While the movie’s first half moves fast and furious, wanting to garner something akin to the speedy spin of The War Room but lusting to be as smart-a*s as Wag the Dog, things begin to get hackneyed, though, once we hit the courtroom. The McCarthy-esque Republican Congressman Shelly Runyon, played in yet another transformation by Gary Oldman, begins to riffle through Laine’s past to dig up the dirt, and what does he find? Lo’ and behold, photos from a youthful Laine gangbang! Clinton never gave this good. (“I know it’s hard to tell with her face in someone’s crotch,” goes one line, “but that’s her, man.”) The Contender here shifts from critiquing politics to being caught up in the drama, while everyone involved ponders their part in it within a morality play.

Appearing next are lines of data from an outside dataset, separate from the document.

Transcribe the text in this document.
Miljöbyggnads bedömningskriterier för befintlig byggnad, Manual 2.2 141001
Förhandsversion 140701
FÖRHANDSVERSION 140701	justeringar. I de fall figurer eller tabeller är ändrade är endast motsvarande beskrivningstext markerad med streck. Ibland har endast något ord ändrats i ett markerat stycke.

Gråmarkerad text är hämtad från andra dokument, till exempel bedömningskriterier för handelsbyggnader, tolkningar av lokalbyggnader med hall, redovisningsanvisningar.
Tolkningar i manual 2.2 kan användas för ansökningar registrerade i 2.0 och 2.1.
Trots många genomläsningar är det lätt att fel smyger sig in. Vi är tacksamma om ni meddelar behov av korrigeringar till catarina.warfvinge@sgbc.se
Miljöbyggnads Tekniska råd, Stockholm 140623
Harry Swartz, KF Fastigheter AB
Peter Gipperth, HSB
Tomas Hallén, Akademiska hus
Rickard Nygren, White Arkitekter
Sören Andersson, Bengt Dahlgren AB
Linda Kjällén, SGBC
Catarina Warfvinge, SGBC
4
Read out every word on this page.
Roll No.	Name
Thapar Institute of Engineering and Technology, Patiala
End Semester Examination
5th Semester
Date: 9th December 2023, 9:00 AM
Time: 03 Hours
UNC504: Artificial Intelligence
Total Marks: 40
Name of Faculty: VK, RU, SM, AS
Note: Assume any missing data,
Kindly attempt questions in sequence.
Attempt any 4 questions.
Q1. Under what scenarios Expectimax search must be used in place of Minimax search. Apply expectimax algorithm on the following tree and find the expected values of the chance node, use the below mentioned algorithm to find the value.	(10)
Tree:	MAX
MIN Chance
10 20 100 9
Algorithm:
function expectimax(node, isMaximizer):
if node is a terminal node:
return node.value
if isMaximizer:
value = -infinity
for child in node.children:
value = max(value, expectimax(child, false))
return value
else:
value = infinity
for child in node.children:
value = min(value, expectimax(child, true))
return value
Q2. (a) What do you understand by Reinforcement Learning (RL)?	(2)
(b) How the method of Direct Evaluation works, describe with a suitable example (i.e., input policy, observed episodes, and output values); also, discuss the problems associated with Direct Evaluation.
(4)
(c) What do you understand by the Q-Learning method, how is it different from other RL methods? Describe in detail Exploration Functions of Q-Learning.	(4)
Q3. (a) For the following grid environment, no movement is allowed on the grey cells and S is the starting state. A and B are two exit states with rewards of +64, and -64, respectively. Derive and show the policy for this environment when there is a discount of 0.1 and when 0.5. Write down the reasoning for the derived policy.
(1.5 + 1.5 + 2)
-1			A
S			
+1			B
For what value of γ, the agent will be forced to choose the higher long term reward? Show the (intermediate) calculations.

Runyon-sidekick Reginald Webster (Christian Slater) isn’t sure whether to run with the crowd or stop the exploitation. The President isn’t sure if he should stick with the chick or go back to another-white-guy Hathaway. And Laine sits stone-faced and mute the whole time–refusing to say if she was involved and leaving the audience undecided as to who the good guy is after all.
It’s hard not to want to cheer for a movie that includes lines of dialogue like, “When she came out, she was covered in cum.” Certainly, the sexual politics of The Contender don’t simply parallel modern political hijinks, but make Clinton, Monica, and their shared cigar look tame in comparison. Yet while Writer/Director Rod Lurie may prove only an ex-film critic turned filmmaker would put lines like that in a movie like this, it’s too bad the framework on which is hung such a provocative mix of sex-and-politics is so cliched. “It’s simply beneath my dignity,” we are informed by Laine regarding her involvement in the so-called sexual depravity plot. For many of us these days, though, it’s not beneath our dignity–that’s exactly where we want to go.
Unluckily, the final answer for Lurie in The Contender is so chock full of polemics in virtue and honor and truth and hope, that it makes the complex conflicts of reality into ignored step-children. The one trick-pony Lurie pops out at the end doesn’t do much to explode the heavy-handed and moralistic rhetoric he has heaped up around it, and it’s really too bad because there is much here to like. There’s something truly refreshing in the relentlessness of Lurie’s anti-action movies (he also created the similarly political Deterrence), wherein people stand in rooms, sit in cars, talking and talking all the while. Individual performances go from good to great, with good including Slater and Sam Elliott as a presidential advisor. Oldman and Allen are great, especially cast as characters who become more like caricatures by the film’s end. And the camera itself occasionally rears itself up as an aggressive character as well, most interestingly in a shot involving a paparazzi-like pursuit down a double-staircase.
“Who are we if we are not what we believe?”, The Contender asks, near its close. Indeed, it seems The Contender, and quite possibly Lurie, cannot quite decided whether to be for or against the virtuous, the establishment, or Hollywood itself for that matter. The Contender, by its close, is so busy trying to be everything, it has a hard time being something.